Jennifer Albrecht, PhD, Assistant Professor; Gordon Smith, MB, ChB, MPH, Professor; Mona Baumgarten, PhD, Professor; and Patricia Langenberg, PhD, Professor, all from the Department of Epidemiology & Public Health; along with Steven Gambert, MD, Professor, Department of Medicine, were among the co-authors on “Stroke Incidence Following Traumatic Brain Injury in Older Adults” in Journal of Head Trauma Rehabilitation, 2015 Mar-Apr;30(2):E62-7.
Sania Amr, MD, Professor, Department of Epidemiology & Public Health, was among the co-authors on “Substance Use By Egyptian Youth: Current Patterns and Potential Avenues for Prevention” in Substance Use & Misuse [serial online], 2015 Jan 28. Dr. Amr; Laurence Magder, PhD, Professor; and Diane-Marie St. George, PhD, Assistant Professor, both also from the Department of Epidemiology & Public Health, and Katherine Squibb, PhD, Professor, Department of Medicine, were among the co-authors on “Pesticide, Gene Polymorphisms and Bladder Cancer among Egyptian Agricultural Workers” in Archives of Environmental & Occupational Health, 2015 Jan;70:(1):19–26.
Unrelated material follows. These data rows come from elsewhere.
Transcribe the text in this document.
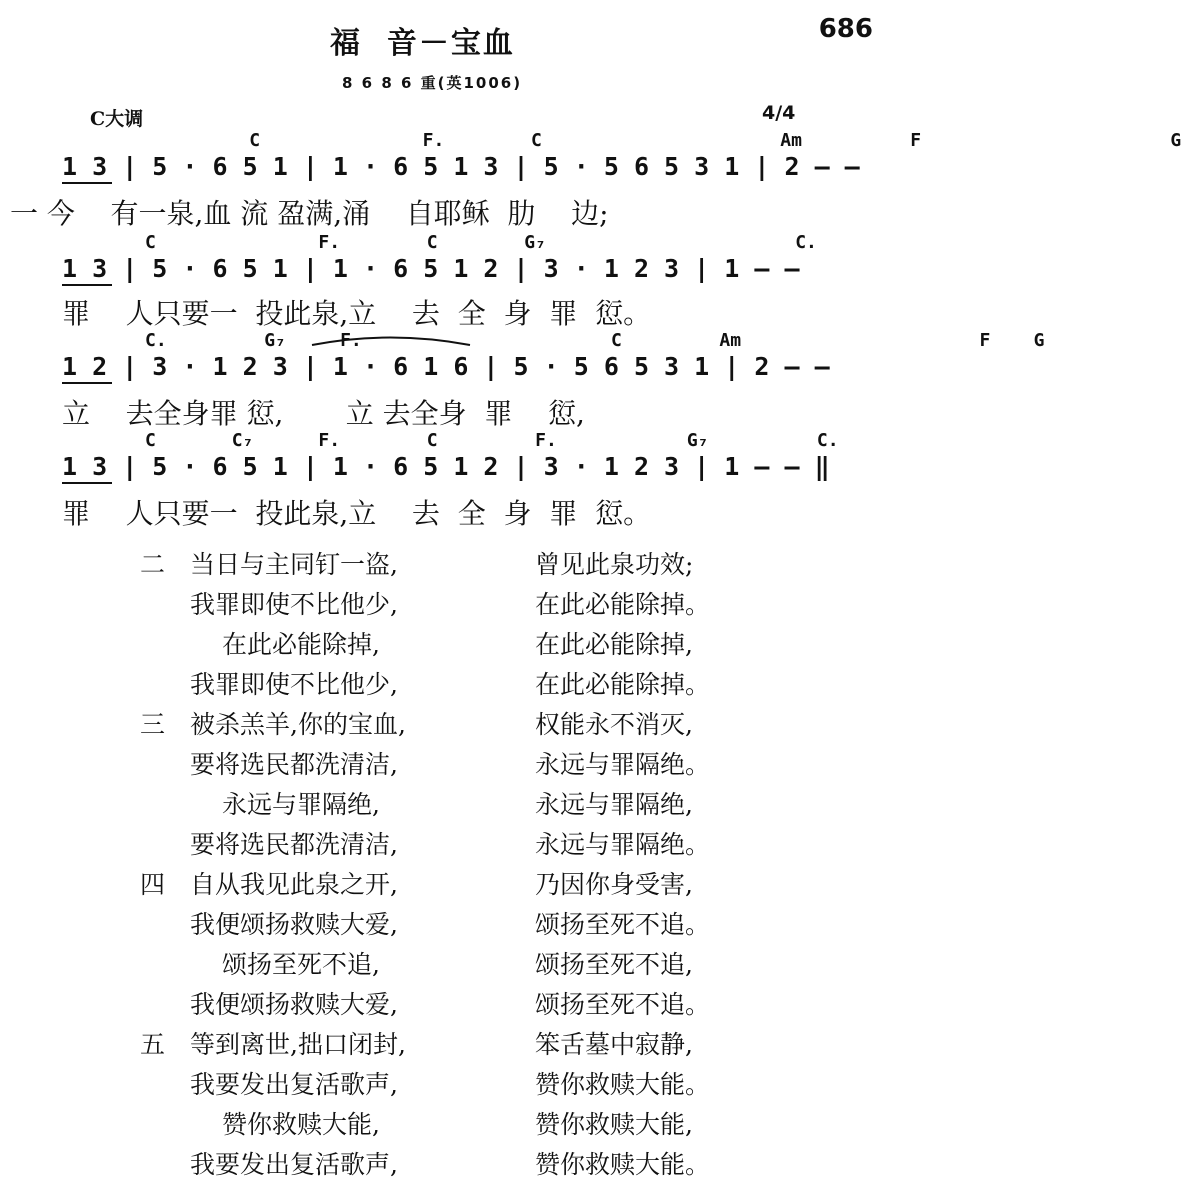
福  音－宝血	686
8 6 8 6 重(英1006)
C大调	4/4
C               F.        C                      Am          F                       G
1 3 | 5 · 6 5 1 | 1 · 6 5 1 3 | 5 · 5 6 5 3 1 | 2 — —
一 今    有一泉,血 流 盈满,涌    自耶稣  肋    边;
C               F.        C        G₇                       C.
1 3 | 5 · 6 5 1 | 1 · 6 5 1 2 | 3 · 1 2 3 | 1 — —
罪    人只要一  投此泉,立    去  全  身  罪  愆。
C.         G₇     F.                       C         Am                      F    G
1 2 | 3 · 1 2 3 | 1 · 6 1 6 | 5 · 5 6 5 3 1 | 2 — —
立    去全身罪 愆,       立 去全身  罪    愆,
C       C₇      F.        C         F.            G₇          C.
1 3 | 5 · 6 5 1 | 1 · 6 5 1 2 | 3 · 1 2 3 | 1 — — ‖
罪    人只要一  投此泉,立    去  全  身  罪  愆。
二 当日与主同钉一盗,	曾见此泉功效;
我罪即使不比他少,	在此必能除掉。
在此必能除掉,	在此必能除掉,
我罪即使不比他少,	在此必能除掉。
三 被杀羔羊,你的宝血,	权能永不消灭,
要将选民都洗清洁,	永远与罪隔绝。
永远与罪隔绝,	永远与罪隔绝,
要将选民都洗清洁,	永远与罪隔绝。
四 自从我见此泉之开,	乃因你身受害,
我便颂扬救赎大爱,	颂扬至死不追。
颂扬至死不追,	颂扬至死不追,
我便颂扬救赎大爱,	颂扬至死不追。
五 等到离世,拙口闭封,	笨舌墓中寂静,
我要发出复活歌声,	赞你救赎大能。
赞你救赎大能,	赞你救赎大能,
我要发出复活歌声,	赞你救赎大能。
Mona Baumgarten, PhD, Professor; Gordon Smith, MB, ChB, MPH, Professor; Jennifer Albrecht, PhD, Assistant Professor; and Patricia Langenberg, PhD, Professor, all from the Department of Epidemiology & Public Health; and Steven Gambert, MD, and Stephen Gottlieb, MD, both Professors in the Department of Medicine, were among the co-authors on “Warfarin Usage Among Elderly Atrial Fibrillation Patients with Traumatic Injury, an Analysis of United States Medicare Fee-for-Service Enrollees” in The Journal of Clinical Pharmacology, 2015 Jan;55(1):25-32.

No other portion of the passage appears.